Sunday, January 17, 2016

My Year With Proust - Day 20

   "While I was reading in the garden, a thing my great-aunt would never have understood my doing save on a Sunday, that being the day on which it was unlawful to indulge in any serious occupation, and on which she herself would lay aside her sewing (on a week-day she would have said, 'How you can go on amusing yourself with a book; it isn't Sunday, you know!' putting into the word 'amusing' an implication of childishness and waste of time)."
Marcel Proust, Swann's Way, p 105

I began this process to try, among other goals, obviously, to shake some memories loose.  This short passage definitely achieved that goal, as two different and very distinct memories came to mind.

The first stretches back almost thirty years.  Brenda, a very young Gary and I were living with my parents.  We had to move in for a year late in my graduate career, after I had run out of funding at UC and before I pulled together a livable deal at Franklin College (where I worked while I finished my dissertation).  Anyway, I was on the computer (and it's funny to think what constituted a computer then) working on a chapter when my mom popped around the corner and asked me if I would run to the store for her.  While I have a million flaws, I normally don't ever squawk about being asked to run errands.  However, I was at a point where I actually had developed some momentum in my writing and was getting some serious work done, so I asked if she could ask Eric or Beth (my youngest siblings, who were both at home at the time) if they could go instead.  She responded that they were watching TV.  The point was that they were doing something that she could understand, and thus was serious, and so it would constitute an inconsiderate interruption to ask them to go.  Whereas I was doing something so alien to her understanding that it could not have been serious, and so it was not an interruption.
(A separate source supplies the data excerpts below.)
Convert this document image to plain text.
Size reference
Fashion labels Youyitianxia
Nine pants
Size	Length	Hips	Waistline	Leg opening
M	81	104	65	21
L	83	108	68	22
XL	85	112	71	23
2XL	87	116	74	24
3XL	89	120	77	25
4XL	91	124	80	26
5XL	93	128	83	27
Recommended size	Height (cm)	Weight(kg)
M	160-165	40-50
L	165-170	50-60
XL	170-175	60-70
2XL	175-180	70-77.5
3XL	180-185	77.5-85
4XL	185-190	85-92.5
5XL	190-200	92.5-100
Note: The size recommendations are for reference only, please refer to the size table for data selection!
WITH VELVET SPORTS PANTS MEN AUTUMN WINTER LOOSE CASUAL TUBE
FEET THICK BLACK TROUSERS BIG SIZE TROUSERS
Secondly, I remember riding on the shuttle from central Vermont to Burlington one time, happily buried in a volume of Dickens.  One of the other commuters asked what I was reading, and I told her Bleak House or David Cooperfield or whatever tome I was plowing through at that moment.  She said, "Oh, that's one of the classics, isn't it?"  And it wasn't a good "oh".  It wasn't an "oh" of "wow, that's what I should be doing right now," but rather an "oh" of "I'm so sorry, how did this happen?"  It's actually one of the inspirations for my (never to be finished) book on the epics.  People all too often take that viewpoint when thinking about "classic" literature, and I'm hoping that the book helps people to understand that these works are are actually much more accessible than people think - and that they contain a world of enlightenment and joy - and so you should tackle them.  On a related note, folks on the bus would interrupt me all the time while I was reading, I guess thinking that they were doing me a favor by breaking up that hateful chore, reading.

One final thought: I've had students encourage me to read graphic novels because they're "a quicker way to get the information" than more standard novels.  For a person who loves to read, it's very sad to meet so many people who never give themselves that gift.